Die Mutter erschrak, denn für sie stand fest, mit dem tragischen Schicksal war unzweifelhaft sie gemeint.
„Ja ich weiß, es gibt schon Zimtsterne bei Aldi!“, schrie sie förmlich raus.
„Oh, das hatte ich noch gar nicht gesehen.“, erwiderte der Opa und schnalzte, in froher Erwartung, mit der Zunge.
Die Tochter hatte aufmerksam zugehört und nickte verständnisvoll in den Hörer.
„Meiner hat es zum Glück noch nicht gesehen.“, gab sie erleichtert zu.
„Das wird nicht lange geheimzuhalten sein.“, nahm die Mutter ihr sämtliche Illusion.
„Ich habe die Werbung bereits ausgeschnitten und weggeworfen.“
Doch die Mutter zweifelte an dem Erfolg der Maßnahme.
„Wenn sich Opa und dein Mann beim Fußball treffen und er seine Dose mit den Zimtsternen auspackt, dann ist es geschehen.“
„Das darf nicht geschehen.
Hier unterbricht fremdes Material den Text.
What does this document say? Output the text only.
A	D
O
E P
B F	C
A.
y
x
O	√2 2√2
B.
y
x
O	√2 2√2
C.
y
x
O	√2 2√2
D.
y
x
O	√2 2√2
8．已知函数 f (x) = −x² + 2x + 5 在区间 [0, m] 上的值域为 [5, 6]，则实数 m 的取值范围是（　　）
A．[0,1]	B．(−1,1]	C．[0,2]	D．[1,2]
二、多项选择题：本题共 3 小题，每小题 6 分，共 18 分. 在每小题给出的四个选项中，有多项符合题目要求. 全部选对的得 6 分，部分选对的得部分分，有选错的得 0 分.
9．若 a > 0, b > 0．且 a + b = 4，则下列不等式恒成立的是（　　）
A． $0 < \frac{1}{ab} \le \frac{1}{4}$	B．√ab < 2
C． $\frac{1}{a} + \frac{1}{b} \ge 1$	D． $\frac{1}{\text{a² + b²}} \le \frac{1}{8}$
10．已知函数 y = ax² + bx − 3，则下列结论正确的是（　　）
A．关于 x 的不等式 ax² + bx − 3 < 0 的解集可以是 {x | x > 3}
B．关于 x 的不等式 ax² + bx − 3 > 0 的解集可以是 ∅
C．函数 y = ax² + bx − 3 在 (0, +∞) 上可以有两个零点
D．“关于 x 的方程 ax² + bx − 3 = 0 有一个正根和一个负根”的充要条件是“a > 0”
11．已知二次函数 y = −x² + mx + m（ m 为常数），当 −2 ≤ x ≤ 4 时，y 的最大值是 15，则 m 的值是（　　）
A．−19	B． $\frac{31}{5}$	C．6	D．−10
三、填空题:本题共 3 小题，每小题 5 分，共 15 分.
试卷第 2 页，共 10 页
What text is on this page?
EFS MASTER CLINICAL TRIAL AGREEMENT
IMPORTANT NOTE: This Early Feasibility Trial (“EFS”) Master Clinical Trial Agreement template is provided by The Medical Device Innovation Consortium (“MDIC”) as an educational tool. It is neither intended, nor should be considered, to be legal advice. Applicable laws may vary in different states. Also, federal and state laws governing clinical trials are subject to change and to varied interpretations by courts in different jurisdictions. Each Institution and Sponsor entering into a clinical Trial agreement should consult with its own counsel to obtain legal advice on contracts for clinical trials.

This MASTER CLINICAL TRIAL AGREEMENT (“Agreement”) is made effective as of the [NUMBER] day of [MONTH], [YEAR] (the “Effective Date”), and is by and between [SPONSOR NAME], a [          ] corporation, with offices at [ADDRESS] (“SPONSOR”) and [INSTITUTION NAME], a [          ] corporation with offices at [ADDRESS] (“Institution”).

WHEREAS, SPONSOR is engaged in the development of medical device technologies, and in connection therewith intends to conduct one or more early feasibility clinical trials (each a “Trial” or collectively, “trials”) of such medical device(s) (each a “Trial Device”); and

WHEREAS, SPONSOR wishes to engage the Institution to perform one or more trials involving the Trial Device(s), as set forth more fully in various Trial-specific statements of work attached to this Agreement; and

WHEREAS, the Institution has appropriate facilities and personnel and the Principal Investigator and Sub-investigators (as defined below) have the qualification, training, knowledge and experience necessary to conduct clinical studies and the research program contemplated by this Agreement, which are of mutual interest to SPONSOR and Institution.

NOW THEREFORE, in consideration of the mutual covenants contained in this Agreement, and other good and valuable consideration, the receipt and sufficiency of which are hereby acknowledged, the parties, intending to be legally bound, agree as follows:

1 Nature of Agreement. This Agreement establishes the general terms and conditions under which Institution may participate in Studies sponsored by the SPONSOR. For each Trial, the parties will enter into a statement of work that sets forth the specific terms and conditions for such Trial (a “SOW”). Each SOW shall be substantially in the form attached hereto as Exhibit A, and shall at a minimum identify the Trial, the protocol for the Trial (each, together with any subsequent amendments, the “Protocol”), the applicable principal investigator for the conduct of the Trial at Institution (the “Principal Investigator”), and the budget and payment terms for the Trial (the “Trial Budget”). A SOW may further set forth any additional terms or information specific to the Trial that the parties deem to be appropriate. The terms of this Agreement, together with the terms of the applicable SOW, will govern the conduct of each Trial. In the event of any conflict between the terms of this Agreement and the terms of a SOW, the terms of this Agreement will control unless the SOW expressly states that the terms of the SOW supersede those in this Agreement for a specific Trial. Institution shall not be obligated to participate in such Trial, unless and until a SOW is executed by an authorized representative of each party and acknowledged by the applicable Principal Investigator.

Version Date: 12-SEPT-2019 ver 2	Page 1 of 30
Es muss verhindert werden, dass sie sich vor Weihnachten treffen. Ich fange doch nicht im August an mit dem Backen. Bin ich denn des Wahnsinns.“, echauffierte sich die Tochter.
„Du wirst es müssen. Ich war schon Eier und Mehl einholen.“
„Mama, ich mache doch bei der Hitze nicht den Backofen an.“, beschwerte sich die Tochter, wohlwissend, dass ihr keine andere Wahl bleiben würde.
„Spekulatiusplätzchen muss ich auch machen und Makronen.“, seufzte die Mutter.
„Drei Sorten verlangt Opa?“
„Ja, er ist gegen einseitige Ernährung.“
„Mama, wir sind die ärmsten Schweine in der Stadt.“, resignierte die Tochter und schrieb bereits nebenbei den Einkaufszettel. Bereits am späten Nachmittag roch es in zwei Haushalten nach Plätzchen. Als Herr Brocklust – Sindermann am Abend nach Hause kam, da staunte er nicht schlecht.
„Du hast gebacken? Plätzchen? Im August?“
„Ja natürlich. Bei Aldi stehen sie ja auch schon im Regal.“
„Ach so? Ja dann. Läuten wir also die Vorweihnachtszeit an. Hast Du auch Glühwein, um die trockenen Dinger runterzukriegen?“
Das war doch entschieden zu viel für seine Frau und türenschlagend verließ sie heulend das Haus. Völlig aufgelöst machte sie sich auf den Weg zu der Frau, die ihr Verständnis entgegenbringen würde, ihre Mutter.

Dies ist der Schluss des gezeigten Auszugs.